Clinic. An important role in the diagnosis of the disease is played by the combination of hypochromic anemia with high level iron in plasma. An increase in the content of sideroblasts in the bone marrow and refractoriness to treatment with iron supplements are also characteristic. The degree of anemia is usually low, the number of reticulocytes is usually within normal limits.

In the treatment of patients, large doses of vitamin B6 are used (intramuscularly and orally) in combination with vitamin B12, since there is an opinion that pyridoxal phosphate is involved as a coenzyme in the synthesis of porphyrins (in phase I). As a result of combined treatment, serum iron levels decrease and red blood counts improve. For anemia complicated by hemosiderosis, desferrioxyamine is effective, increasing the removal of iron from tissues.

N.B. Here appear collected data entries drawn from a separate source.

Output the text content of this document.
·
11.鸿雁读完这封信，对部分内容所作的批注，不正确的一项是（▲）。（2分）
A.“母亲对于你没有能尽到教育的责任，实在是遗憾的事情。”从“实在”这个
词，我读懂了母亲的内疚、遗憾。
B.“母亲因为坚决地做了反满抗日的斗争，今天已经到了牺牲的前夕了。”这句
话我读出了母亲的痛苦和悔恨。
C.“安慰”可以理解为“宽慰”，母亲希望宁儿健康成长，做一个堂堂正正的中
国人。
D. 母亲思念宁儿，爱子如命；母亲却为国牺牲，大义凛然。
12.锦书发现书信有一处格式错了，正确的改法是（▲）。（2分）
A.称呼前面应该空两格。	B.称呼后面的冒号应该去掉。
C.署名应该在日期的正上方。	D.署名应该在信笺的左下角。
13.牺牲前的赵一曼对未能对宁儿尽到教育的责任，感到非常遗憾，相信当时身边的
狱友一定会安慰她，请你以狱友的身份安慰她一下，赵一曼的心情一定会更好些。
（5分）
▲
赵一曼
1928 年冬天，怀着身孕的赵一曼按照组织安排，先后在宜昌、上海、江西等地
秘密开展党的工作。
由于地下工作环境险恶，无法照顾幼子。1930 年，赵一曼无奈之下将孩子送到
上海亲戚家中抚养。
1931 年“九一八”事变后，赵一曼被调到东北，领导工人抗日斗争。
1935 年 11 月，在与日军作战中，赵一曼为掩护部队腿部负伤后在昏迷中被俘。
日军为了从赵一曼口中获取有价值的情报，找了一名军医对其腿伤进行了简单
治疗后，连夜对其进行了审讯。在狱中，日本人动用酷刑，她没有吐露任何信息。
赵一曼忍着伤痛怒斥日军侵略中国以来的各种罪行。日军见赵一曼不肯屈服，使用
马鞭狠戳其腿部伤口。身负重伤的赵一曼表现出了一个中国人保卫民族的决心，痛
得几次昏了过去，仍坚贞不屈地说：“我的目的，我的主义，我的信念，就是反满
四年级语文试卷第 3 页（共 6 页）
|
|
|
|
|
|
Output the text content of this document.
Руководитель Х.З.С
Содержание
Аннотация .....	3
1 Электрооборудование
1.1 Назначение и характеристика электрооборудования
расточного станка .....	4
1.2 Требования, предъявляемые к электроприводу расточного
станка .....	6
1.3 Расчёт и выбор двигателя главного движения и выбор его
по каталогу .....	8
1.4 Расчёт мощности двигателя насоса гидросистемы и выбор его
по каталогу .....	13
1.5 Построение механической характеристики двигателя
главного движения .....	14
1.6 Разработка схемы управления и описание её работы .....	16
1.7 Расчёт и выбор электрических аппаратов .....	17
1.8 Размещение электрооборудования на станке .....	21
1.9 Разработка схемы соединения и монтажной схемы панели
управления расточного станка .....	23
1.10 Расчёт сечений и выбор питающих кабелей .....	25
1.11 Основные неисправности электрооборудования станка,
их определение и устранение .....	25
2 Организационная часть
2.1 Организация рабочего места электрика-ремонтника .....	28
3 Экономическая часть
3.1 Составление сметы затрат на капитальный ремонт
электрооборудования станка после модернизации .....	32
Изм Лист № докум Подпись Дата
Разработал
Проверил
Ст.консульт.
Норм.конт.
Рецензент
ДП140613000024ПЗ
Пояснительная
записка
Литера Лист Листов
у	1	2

Acquired hypo-, aplastic anemia in children

Acquired hypo-, aplastic anemia children can develop due to various general diseases of the body, endogenous intoxications, under the influence of physical factors (ionizing radiation), drugs and chemical compounds.

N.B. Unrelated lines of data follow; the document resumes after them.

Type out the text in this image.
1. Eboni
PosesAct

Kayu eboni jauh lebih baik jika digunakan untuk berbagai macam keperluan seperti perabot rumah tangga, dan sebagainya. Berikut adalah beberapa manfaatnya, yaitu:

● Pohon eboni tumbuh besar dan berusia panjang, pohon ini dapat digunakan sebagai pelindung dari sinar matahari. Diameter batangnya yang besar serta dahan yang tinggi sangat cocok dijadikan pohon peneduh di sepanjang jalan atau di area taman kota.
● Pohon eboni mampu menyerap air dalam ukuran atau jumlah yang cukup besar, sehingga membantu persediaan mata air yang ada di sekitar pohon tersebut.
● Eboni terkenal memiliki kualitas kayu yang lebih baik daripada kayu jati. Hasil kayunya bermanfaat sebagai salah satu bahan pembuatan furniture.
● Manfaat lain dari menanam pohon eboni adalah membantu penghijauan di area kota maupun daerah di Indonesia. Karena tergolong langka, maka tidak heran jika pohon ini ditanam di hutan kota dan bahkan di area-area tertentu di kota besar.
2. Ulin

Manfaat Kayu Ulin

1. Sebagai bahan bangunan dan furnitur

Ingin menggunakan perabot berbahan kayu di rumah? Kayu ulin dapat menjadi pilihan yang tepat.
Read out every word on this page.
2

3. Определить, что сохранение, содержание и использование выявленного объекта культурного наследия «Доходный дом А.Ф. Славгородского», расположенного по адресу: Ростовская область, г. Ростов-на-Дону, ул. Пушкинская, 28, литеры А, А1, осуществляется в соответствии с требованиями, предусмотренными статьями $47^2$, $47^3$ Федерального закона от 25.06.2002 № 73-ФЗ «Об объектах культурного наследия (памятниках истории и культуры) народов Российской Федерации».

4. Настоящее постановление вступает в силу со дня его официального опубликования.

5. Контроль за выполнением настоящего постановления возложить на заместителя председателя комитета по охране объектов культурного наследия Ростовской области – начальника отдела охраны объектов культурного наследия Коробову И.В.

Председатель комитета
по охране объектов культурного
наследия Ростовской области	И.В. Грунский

Medicinal substances that have a sporadic depressive effect on hematopoiesis include chlormycetin (chloramphenicol), streptomycin, sulfonamides, arsenic, gold preparations, some antihistamines, etc. Hypo-, aplastic states of hematopoiesis of medicinal origin are caused by either an overdose of the substance or the special sensitivity of the patient to the usual doses of the drug. Some dyes, varnishes, paint solvents, pest control agents, etc. have a toxic effect on hematopoiesis. A hypo-, aplastic symptom complex can develop due to autoimmune mechanisms. Pancytopenia has been described in influenza, pneumonia, rheumatism, disseminated tuberculosis, in newborns - with congenital syphilis, toxoplasmosis, generalized megalocytosis, etc. In some cases, the etiological factor of aplasia remains unclear (genuine, idiopathic aplasia).

Symptoms of the disease

The disease begins unnoticed. Early symptoms include increasing weakness, fatigue, anorexia, and pale skin. Signs of hemorrhagic diathesis (nose, gastrointestinal bleeding, hemorrhages under the skin) appear quite early. Less commonly, septic and necrotic complications occur in connection with granulocytopenia.